In einer doppelblinden, placebokontrollierten US-amerikanischen Multicenterstudie
erhielten 298 Parkinson-Patienten zusätzlich zur L-Dopa-Therapie entweder
Placebo oder dreimal täglich 100mg beziehungsweise dreimal täglich 200mg
Tolcapon. Nach sechs Monaten zeigten sich in beiden Verumgruppen signifikante
Verringerungen des ADL-Scores (Maß für die subjektive Befindlichkeit der
Patienten), obwohl die Dopa-Dosis um 6 Prozent (in der 100-mg-Gruppe)
beziehungsweise um 9 Prozent ( in der 200-mg-Gruppe) reduziert wurde.
Gleichzeitig verbesserten sich die motorischen Skalenwerte der Tolcaponpatienten.
Der therapeutische Effekt bleibt über einen 12monatigen Beobachtungszeitraum
bestehen. In der Placebogruppe mußte dagegen die L-Dopa-Dosis um 13 Prozent
pro Tag erhöht werden, um eine Verschlechterung der ADL-Werte zu verhindern.
Hintergrund: Die medikamentöse Therapie des Morbus Parkinson hat zum Ziel, das
Überwiegen cholinerger und glutaminerger Erregungsübertragungsmechanismen in
den Basalganglien auszugleichen. Von den zur Verfügung stehenden
Medikamentengruppen - L-Dopa, Anticholinergika, NMDA-Antagonisten,
Dopamin-Agonisten und Monoaminooxidase-B-Hemmer - kommt dem L-Dopa
eine entscheidende Bedeutung zu. Ein Grund hierfür ist seine gute Wirkung auf das
Achsensymptom der Erkrankung, die Akinese. Bei den meisten Patienten läßt sich
die Symptomatik um über 50 Prozent bessern und damit die Lebensqualität,
berufliche und soziale Aktivitäten entscheidend beeinflussen. Die Mortalitätsrate
sank durch die Einführung von L-Dopa um rund die Hälfte.

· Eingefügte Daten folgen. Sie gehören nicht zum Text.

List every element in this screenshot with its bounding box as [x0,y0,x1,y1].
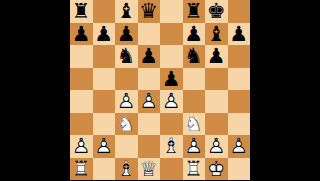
video-frame: ♜♝♛♜♚♟♟♟♟♝♟♞♟♞♟♟♟♙♟♙♟♙♞♘♞♘♟♙♟♙♝♗♟♙♟♙♟♙♜♖… [0,0,320,180]
square-e2[interactable]: ♝♗ [160,135,183,158]
square-a2[interactable]: ♟♙ [70,135,93,158]
square-c6[interactable]: ♞ [115,45,138,68]
square-f2[interactable]: ♟♙ [183,135,206,158]
white-pawn: ♟♙ [183,135,206,158]
square-a6[interactable] [70,45,93,68]
black-pawn: ♟ [183,23,206,46]
square-b7[interactable]: ♟ [93,23,116,46]
square-b6[interactable] [93,45,116,68]
square-d3[interactable] [138,113,161,136]
square-b3[interactable] [93,113,116,136]
white-pawn: ♟♙ [138,90,161,113]
square-a8[interactable]: ♜ [70,0,93,23]
square-h7[interactable]: ♟ [228,23,251,46]
square-c2[interactable] [115,135,138,158]
square-h8[interactable] [228,0,251,23]
black-bishop: ♝ [205,23,228,46]
square-f1[interactable]: ♜♖ [183,158,206,181]
chess-board: ♜♝♛♜♚♟♟♟♟♝♟♞♟♞♟♟♟♙♟♙♟♙♞♘♞♘♟♙♟♙♝♗♟♙♟♙♟♙♜♖… [70,0,250,180]
square-c1[interactable]: ♝♗ [115,158,138,181]
square-h4[interactable] [228,90,251,113]
black-pawn: ♟ [205,45,228,68]
white-knight: ♞♘ [115,113,138,136]
square-g2[interactable]: ♟♙ [205,135,228,158]
square-e8[interactable] [160,0,183,23]
square-h2[interactable]: ♟♙ [228,135,251,158]
square-d7[interactable] [138,23,161,46]
square-c4[interactable]: ♟♙ [115,90,138,113]
square-d6[interactable]: ♟ [138,45,161,68]
black-rook: ♜ [70,0,93,23]
square-f6[interactable]: ♞ [183,45,206,68]
white-pawn: ♟♙ [228,135,251,158]
square-e6[interactable] [160,45,183,68]
black-knight: ♞ [115,45,138,68]
square-g5[interactable] [205,68,228,91]
white-rook: ♜♖ [70,158,93,181]
black-king: ♚ [205,0,228,23]
white-rook: ♜♖ [183,158,206,181]
white-knight: ♞♘ [183,113,206,136]
square-c5[interactable] [115,68,138,91]
square-d1[interactable]: ♛♕ [138,158,161,181]
square-b4[interactable] [93,90,116,113]
black-rook: ♜ [183,0,206,23]
square-f5[interactable] [183,68,206,91]
square-b5[interactable] [93,68,116,91]
black-pawn: ♟ [138,45,161,68]
square-e5[interactable]: ♟ [160,68,183,91]
white-pawn: ♟♙ [70,135,93,158]
square-f4[interactable] [183,90,206,113]
square-a5[interactable] [70,68,93,91]
square-g8[interactable]: ♚ [205,0,228,23]
square-f3[interactable]: ♞♘ [183,113,206,136]
square-f8[interactable]: ♜ [183,0,206,23]
square-c7[interactable]: ♟ [115,23,138,46]
square-h5[interactable] [228,68,251,91]
square-d8[interactable]: ♛ [138,0,161,23]
square-e1[interactable] [160,158,183,181]
square-b8[interactable] [93,0,116,23]
square-f7[interactable]: ♟ [183,23,206,46]
black-pawn: ♟ [160,68,183,91]
square-h3[interactable] [228,113,251,136]
black-pawn: ♟ [70,23,93,46]
square-c3[interactable]: ♞♘ [115,113,138,136]
black-queen: ♛ [138,0,161,23]
square-g3[interactable] [205,113,228,136]
black-pawn: ♟ [115,23,138,46]
white-pawn: ♟♙ [205,135,228,158]
square-a4[interactable] [70,90,93,113]
pillarbox-left [0,0,70,180]
square-e7[interactable] [160,23,183,46]
square-b2[interactable]: ♟♙ [93,135,116,158]
square-g1[interactable]: ♚♔ [205,158,228,181]
white-bishop: ♝♗ [115,158,138,181]
square-g6[interactable]: ♟ [205,45,228,68]
square-g4[interactable] [205,90,228,113]
white-king: ♚♔ [205,158,228,181]
white-pawn: ♟♙ [115,90,138,113]
square-d2[interactable] [138,135,161,158]
white-queen: ♛♕ [138,158,161,181]
square-g7[interactable]: ♝ [205,23,228,46]
black-bishop: ♝ [115,0,138,23]
white-pawn: ♟♙ [160,90,183,113]
square-d5[interactable] [138,68,161,91]
pillarbox-right [250,0,320,180]
white-pawn: ♟♙ [93,135,116,158]
black-knight: ♞ [183,45,206,68]
square-a3[interactable] [70,113,93,136]
square-a1[interactable]: ♜♖ [70,158,93,181]
square-d4[interactable]: ♟♙ [138,90,161,113]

Wichtige, aber bisher nur unzureichend gelöste Probleme beim Morbus Parkinson
sind Fluktuationen der Beweglichkeit (End-of-dose-Akinesen) und Dyskinesien. Im
Vordergrund steht dabei der Dopaminmangel, dem man durch frühzeitige
Kombination niedriger L-Dopa-Dosen mit Dopamin-Agonisten zu begegnen
versucht. Durch parallele Gabe von COMT-Hemmern wie Tolcapon läßt sich die
Pharmakokinetik des L-Dopa verbessern. Darüber hinaus konnte gezeigt werden,
daß Wirkungsfluktuationen unter der Kombination von Tolcapon und L-Dopa
später auftreten als L-Dopa-Monotherapie.